What we’re seeing in commodity markets right now is a wearing-off of the initial price surge and market euphoria that accompanied Russia’s invasion of Ukraine, which saw prices spike to more than decade highs. Now, we are seeing markets consolidate and a focus on where markets will head next – bearing in mid the longer-term impacts of the Ukraine war.

What I mean by this is that markets are trying to calculate firstly the potential impact of any demand destruction caused by recent commodity price spikes, secondly they are factoring in pre-existing inflation worries, and thirdly they are dealing with broader economic uncertainty – particularly as it relates to China’s economy and the negative signals that it is sending.

What we know is that investors are more concerned about the outlook for global growth than at any time since the GFC in 2008, and they have ramped up their cash holdings to a two-year high.

Commodities of course have been on a two-year growth trajectory, and we mustn’t lose sight of this fact. The Bloomberg Commodity Index puts the recent retracement into its proper perspective, reflecting the healthy factors that have been driving commodity prices. The demand supply-picture for the energy and industrial metals sectors remains positive, and this was the case prior to Russia’s invasion, and it remains the case now. However, markets are re-evaluating themselves and there have naturally been some profits taken from the sector.

What we are likely to see is ongoing volatility, intermixed with both positive and negative factors. On the positive side, we will continue to see commodities as an inflation hedge, but conversely economists will also be doing the numbers on the negative growth impacts of the Ukraine war. There is also the China story, which doesn’t look too flash at present. When you have the world’s largest commodity buyer with question marks over its near-term economic health, markets will naturally be cautious.

PALLADIUM

A really good indicator in my view of what’s been happening in commodity markets, can be seen in palladium. Now, it’s not the most talked about of commodities, but it is interesting because it is viewed as both a precious and industrial metal, so captures the market dynamics that have been impacting both sectors. A price graphic would show the steadily improving price based on enhanced fundamentals, then the Ukraine-related price spike, and then a retracement.
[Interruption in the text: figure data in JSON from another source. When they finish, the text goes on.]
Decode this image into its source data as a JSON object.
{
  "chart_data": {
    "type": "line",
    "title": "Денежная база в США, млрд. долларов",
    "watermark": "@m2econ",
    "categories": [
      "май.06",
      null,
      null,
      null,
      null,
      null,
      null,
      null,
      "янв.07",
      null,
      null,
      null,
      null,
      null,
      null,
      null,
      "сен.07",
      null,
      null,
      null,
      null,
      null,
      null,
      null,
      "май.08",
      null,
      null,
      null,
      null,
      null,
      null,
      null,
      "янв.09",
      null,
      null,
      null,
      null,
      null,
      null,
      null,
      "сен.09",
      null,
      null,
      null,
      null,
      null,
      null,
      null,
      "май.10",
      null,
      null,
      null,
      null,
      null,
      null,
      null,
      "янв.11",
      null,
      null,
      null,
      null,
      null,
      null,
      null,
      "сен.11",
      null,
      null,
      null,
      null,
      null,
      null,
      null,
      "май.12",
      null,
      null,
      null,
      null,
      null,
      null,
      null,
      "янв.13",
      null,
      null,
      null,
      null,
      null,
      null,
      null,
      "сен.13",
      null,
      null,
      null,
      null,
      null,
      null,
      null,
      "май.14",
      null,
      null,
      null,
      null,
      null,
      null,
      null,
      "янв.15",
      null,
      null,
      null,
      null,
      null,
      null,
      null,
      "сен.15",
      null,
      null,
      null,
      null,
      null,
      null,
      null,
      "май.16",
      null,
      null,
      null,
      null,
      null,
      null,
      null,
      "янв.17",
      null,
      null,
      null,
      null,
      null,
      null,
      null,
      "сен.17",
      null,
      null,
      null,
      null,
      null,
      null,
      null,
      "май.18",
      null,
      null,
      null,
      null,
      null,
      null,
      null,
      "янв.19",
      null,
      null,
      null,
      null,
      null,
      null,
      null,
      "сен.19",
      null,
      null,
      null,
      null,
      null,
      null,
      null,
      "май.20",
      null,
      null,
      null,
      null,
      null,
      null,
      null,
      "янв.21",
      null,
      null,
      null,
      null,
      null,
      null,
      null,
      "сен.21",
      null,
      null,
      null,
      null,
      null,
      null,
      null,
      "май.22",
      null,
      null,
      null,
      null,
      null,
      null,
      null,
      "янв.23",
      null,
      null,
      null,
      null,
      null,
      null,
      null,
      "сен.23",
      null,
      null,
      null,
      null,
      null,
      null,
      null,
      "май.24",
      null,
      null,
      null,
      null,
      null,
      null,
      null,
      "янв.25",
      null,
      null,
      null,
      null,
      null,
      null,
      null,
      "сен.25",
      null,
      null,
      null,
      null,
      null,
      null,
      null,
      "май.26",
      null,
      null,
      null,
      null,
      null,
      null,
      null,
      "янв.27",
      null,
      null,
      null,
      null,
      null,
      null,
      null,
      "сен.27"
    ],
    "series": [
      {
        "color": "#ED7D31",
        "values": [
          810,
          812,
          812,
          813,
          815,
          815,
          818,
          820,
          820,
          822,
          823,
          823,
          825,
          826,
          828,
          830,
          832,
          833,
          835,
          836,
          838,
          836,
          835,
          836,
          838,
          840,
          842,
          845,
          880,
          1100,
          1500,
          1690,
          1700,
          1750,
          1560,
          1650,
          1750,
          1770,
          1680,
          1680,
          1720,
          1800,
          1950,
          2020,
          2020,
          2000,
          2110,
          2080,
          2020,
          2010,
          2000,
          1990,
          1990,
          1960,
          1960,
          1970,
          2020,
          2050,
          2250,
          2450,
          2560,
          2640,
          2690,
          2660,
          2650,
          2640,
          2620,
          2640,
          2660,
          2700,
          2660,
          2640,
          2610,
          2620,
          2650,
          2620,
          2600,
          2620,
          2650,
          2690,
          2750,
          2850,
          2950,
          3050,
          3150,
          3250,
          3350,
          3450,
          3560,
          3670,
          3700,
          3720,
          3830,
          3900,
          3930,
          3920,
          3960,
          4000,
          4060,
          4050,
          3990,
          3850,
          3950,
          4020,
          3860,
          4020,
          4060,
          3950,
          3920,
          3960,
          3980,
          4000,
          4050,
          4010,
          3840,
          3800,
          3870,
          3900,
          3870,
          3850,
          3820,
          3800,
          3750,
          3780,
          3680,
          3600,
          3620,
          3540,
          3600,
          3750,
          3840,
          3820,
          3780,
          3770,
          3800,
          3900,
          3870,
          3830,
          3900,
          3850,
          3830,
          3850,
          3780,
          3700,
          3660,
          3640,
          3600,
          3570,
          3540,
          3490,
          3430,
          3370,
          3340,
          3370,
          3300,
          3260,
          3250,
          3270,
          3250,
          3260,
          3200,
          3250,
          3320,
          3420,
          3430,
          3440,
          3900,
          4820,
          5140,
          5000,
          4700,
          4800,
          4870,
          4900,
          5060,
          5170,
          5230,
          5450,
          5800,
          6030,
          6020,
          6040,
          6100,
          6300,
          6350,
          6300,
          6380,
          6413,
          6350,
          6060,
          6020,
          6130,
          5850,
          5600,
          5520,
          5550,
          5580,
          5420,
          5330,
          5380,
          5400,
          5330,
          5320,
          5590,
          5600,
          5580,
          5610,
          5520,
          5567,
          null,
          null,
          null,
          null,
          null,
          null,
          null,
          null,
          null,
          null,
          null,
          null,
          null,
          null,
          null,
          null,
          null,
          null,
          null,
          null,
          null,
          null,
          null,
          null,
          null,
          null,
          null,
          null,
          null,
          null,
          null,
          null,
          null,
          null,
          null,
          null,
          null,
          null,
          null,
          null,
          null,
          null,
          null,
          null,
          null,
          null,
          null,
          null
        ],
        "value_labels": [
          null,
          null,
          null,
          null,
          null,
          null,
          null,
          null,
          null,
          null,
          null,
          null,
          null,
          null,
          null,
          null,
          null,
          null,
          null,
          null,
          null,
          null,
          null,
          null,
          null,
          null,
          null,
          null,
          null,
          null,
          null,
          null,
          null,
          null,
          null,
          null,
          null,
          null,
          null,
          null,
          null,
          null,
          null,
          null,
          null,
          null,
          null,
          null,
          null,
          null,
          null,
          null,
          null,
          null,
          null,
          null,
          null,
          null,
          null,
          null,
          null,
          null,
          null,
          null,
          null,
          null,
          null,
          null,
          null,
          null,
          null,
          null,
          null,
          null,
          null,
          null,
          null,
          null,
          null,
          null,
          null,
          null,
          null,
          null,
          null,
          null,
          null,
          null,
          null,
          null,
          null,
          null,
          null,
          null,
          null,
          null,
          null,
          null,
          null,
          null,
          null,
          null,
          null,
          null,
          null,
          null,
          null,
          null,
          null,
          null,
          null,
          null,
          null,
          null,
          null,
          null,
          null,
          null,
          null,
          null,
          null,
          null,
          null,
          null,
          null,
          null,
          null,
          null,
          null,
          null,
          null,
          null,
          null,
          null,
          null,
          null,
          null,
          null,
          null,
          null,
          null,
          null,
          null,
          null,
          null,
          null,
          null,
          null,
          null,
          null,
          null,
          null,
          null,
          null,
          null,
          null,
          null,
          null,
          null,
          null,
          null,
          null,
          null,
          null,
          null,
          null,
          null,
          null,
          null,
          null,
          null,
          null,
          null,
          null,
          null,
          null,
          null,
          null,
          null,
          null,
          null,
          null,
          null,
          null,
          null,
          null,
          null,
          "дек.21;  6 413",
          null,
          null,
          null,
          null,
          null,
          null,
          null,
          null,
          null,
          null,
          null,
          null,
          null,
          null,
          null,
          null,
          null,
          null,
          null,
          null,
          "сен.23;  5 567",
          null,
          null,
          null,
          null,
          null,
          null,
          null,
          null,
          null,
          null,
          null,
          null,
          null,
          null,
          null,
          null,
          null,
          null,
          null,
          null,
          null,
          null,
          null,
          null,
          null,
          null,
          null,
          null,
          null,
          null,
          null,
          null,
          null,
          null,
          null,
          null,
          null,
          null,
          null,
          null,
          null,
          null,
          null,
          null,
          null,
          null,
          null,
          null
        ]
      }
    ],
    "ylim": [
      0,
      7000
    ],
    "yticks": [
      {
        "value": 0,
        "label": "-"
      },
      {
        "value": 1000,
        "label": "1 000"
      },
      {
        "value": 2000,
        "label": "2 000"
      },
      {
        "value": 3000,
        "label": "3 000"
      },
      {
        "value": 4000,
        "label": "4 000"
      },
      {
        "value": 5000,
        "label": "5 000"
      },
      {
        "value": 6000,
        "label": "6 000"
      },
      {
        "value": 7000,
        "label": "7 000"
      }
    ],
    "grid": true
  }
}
Palladiumis representative of many other commodities in terms of its price behaviour because of overall market fundamentals, but also the wildcard aspects of potential Russian supply cuts and market uncertainty.

URANIUM

The other commodity that I think is worth focusing on is uranium. After a lot of false starts and false dawns over the past decade, it looks like uranium’s latest price moves could be the real deal. Energy security is the driving force – with Japan indicating that it is looking at reactivating plants shuttered since Fukushima, France committing to six new plants over the next decade, and Germany suggesting a delayed closing of its plants. At the same time, we have Sprott adding to its spot market purchases and the White House considering sanctioning Russia’s state-owned nuclear company.

Rosatom is a delicate target because it accounts for more than 35% of global uranium enrichment. Russia accounted for 16.5% of the uranium imported into the US in 2020. Uranium I think could be an outperformer, because for several modern industrialised economies like Japan,Germany and France – it will be a relatively easy go-to means of ensuring energy security, and reducing exposure to elevated fossil fuel prices, while still maintaining green credentials.